1.1.1 Reduction Pair Processor with Usable Rules
Using the Max-polynomial interpretation

[a(x₁)] = x₁ + 21239

[b(x₁)] = x₁ + 21239

[a^#(x₁)] = x₁ + 0

[b^#(x₁)] = 0

together with the usable rules

b(a(a(b(x1)))) → b(b(b(b(x1)))) (1)

a(b(b(b(x1)))) → b(a(a(a(x1)))) (3)

b(b(b(a(x1)))) → b(b(b(b(x1)))) (2)

(w.r.t. the implicit argument filter of the reduction pair), the pairs

a^#(b(b(b(x1)))) → a^#(x1) (13)

a^#(b(b(b(x1)))) → a^#(a(a(x1))) (5)

a^#(b(b(b(x1)))) → a^#(a(x1)) (8)

could be deleted.
1.1.1.1 Dependency Graph Processor

The dependency pairs are split into 0 components.

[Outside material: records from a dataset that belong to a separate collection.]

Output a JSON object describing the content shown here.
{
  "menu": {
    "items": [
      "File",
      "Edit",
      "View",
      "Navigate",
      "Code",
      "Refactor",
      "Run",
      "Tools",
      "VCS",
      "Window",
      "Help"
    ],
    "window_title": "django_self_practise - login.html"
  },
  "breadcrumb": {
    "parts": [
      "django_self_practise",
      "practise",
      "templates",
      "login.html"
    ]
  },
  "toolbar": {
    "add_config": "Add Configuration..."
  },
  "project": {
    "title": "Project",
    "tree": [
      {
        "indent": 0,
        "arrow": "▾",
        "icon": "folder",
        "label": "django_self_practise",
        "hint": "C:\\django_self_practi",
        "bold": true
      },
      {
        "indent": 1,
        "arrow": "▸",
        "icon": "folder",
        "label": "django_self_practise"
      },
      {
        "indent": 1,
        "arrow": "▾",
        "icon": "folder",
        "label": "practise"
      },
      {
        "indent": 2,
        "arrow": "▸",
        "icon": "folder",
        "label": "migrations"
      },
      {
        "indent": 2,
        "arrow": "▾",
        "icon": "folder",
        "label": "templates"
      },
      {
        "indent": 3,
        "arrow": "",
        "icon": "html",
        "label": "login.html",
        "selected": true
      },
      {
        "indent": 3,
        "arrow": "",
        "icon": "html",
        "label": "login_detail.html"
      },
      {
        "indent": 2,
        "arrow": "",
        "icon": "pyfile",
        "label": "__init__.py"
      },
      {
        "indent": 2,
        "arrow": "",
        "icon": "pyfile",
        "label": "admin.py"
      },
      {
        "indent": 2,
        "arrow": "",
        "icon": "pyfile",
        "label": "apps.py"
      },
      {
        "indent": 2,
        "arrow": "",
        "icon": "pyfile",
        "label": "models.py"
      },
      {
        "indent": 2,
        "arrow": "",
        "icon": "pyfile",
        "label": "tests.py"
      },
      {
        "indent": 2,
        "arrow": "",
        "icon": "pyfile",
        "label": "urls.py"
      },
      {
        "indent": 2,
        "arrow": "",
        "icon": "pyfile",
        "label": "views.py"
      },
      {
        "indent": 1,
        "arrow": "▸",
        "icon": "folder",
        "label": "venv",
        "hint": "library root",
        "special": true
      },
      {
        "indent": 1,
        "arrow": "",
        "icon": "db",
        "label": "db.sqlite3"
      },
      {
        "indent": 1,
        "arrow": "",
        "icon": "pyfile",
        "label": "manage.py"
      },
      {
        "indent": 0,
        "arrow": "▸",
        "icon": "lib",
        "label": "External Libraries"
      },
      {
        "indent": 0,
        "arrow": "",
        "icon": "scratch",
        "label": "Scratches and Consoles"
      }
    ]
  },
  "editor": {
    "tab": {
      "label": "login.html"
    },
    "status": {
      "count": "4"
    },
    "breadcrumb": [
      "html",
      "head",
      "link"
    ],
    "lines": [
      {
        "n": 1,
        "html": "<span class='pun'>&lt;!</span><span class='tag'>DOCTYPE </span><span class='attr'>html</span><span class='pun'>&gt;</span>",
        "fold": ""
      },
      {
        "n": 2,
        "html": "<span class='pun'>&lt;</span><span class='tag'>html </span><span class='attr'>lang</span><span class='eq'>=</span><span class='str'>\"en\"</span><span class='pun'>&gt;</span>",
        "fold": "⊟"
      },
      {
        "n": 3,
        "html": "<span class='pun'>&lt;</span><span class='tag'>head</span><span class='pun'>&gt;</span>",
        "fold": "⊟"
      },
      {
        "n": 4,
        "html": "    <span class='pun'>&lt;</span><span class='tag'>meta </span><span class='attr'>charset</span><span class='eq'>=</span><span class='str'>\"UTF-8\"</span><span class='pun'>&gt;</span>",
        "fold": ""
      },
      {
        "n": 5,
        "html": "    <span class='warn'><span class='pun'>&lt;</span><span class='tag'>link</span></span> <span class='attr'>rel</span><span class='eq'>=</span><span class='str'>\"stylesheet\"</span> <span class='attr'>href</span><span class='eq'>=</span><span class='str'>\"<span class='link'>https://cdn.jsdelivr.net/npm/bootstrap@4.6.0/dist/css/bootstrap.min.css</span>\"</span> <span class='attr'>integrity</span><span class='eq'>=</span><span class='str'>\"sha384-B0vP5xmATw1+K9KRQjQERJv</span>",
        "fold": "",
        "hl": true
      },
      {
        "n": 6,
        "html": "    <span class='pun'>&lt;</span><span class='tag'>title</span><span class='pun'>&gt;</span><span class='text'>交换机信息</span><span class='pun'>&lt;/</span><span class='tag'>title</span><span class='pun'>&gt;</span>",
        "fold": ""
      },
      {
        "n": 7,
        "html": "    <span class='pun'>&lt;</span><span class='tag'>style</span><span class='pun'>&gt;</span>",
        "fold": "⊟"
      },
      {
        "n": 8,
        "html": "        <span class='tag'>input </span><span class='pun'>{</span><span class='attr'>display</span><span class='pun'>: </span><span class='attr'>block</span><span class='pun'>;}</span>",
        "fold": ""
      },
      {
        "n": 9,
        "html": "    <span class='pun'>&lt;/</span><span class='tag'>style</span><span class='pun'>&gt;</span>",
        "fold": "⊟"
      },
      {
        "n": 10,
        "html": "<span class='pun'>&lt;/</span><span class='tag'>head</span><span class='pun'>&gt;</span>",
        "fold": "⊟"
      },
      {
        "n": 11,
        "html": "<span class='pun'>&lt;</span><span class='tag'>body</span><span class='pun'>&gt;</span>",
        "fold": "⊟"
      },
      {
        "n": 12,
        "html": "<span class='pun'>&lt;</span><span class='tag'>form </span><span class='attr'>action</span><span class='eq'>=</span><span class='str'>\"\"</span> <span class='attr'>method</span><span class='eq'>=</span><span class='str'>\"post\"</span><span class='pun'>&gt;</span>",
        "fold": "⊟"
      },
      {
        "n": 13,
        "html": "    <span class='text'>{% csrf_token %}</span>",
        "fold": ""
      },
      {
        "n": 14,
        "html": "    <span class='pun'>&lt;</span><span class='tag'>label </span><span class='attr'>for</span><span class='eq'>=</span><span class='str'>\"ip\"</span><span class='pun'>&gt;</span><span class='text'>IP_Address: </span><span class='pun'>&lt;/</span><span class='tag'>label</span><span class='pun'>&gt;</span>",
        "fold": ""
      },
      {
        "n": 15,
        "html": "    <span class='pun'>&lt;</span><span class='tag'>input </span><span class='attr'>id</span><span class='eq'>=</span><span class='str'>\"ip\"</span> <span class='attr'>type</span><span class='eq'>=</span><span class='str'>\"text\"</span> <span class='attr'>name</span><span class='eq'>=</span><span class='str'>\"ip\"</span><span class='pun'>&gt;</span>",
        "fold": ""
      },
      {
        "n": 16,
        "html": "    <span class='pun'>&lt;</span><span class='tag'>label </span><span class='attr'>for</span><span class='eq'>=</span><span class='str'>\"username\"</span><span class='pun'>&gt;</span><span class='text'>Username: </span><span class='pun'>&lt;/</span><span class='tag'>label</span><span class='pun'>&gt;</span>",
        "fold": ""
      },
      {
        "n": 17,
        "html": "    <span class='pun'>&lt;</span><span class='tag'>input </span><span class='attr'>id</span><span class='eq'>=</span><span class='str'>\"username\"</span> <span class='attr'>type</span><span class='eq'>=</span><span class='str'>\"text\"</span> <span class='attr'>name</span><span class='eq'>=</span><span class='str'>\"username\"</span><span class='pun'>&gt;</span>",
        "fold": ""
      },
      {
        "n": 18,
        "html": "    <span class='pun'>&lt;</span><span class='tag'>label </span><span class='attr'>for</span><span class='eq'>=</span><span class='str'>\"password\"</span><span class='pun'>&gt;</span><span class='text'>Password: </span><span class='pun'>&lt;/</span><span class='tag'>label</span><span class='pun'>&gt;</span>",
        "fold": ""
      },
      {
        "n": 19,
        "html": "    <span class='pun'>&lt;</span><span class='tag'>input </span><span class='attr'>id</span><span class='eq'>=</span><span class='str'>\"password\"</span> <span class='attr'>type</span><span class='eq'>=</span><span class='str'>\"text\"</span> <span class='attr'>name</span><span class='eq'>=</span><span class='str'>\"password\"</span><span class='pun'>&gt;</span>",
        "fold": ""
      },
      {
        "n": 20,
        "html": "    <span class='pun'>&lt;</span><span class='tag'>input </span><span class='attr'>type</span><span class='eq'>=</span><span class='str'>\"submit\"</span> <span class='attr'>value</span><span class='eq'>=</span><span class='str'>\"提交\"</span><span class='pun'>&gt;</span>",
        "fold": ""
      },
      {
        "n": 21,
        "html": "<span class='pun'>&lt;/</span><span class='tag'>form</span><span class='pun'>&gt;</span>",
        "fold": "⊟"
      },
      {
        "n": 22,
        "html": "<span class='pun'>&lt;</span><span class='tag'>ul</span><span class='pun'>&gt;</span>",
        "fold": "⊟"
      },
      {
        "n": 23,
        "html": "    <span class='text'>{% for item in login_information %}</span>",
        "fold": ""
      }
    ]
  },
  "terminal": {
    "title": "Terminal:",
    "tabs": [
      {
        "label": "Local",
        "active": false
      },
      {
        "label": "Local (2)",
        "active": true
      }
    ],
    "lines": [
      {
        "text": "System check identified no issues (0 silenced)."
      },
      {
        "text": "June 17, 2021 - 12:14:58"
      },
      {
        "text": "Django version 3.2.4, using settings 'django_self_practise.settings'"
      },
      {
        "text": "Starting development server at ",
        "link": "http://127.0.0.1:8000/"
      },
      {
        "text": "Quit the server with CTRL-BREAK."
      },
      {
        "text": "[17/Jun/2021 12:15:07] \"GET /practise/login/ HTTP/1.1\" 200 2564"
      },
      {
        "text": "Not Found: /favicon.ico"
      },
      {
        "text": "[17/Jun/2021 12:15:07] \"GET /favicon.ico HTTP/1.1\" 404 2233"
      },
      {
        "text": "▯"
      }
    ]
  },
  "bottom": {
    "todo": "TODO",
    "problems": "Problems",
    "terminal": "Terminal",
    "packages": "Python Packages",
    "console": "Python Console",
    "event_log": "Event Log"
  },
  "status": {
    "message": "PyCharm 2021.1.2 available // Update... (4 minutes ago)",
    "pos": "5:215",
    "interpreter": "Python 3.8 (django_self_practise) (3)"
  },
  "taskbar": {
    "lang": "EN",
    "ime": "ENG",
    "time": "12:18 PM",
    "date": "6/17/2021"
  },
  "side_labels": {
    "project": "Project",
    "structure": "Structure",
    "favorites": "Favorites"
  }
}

The 2^nd component contains the pair

b^#(b(b(a(x1))))	→	b^#(x1)	(14)
b^#(b(b(a(x1))))	→	b^#(b(b(b(x1))))	(12)
b^#(b(b(a(x1))))	→	b^#(b(x1))	(11)
b^#(a(a(b(x1))))	→	b^#(b(x1))	(7)
b^#(a(a(b(x1))))	→	b^#(b(b(b(x1))))	(6)
b^#(a(a(b(x1))))	→	b^#(b(b(x1)))	(9)
b^#(b(b(a(x1))))	→	b^#(b(b(x1)))	(4)

1.1.2 Reduction Pair Processor with Usable Rules

Using the Max-polynomial interpretation

[a(x₁)]	=	x₁ + 11799
[b(x₁)]	=	x₁ + 11798
[a^#(x₁)]	=	0
[b^#(x₁)]	=	x₁ + 0

together with the usable rules

b(a(a(b(x1))))	→	b(b(b(b(x1))))	(1)
b(b(b(a(x1))))	→	b(b(b(b(x1))))	(2)

(w.r.t. the implicit argument filter of the reduction pair), the pairs

b^#(b(b(a(x1))))	→	b^#(x1)	(14)
b^#(b(b(a(x1))))	→	b^#(b(b(b(x1))))	(12)
b^#(b(b(a(x1))))	→	b^#(b(x1))	(11)
b^#(a(a(b(x1))))	→	b^#(b(x1))	(7)
b^#(a(a(b(x1))))	→	b^#(b(b(b(x1))))	(6)
b^#(a(a(b(x1))))	→	b^#(b(b(x1)))	(9)
b^#(b(b(a(x1))))	→	b^#(b(b(x1)))	(4)

could be deleted.

1.1.2.1 Dependency Graph Processor

The dependency pairs are split into 0 components.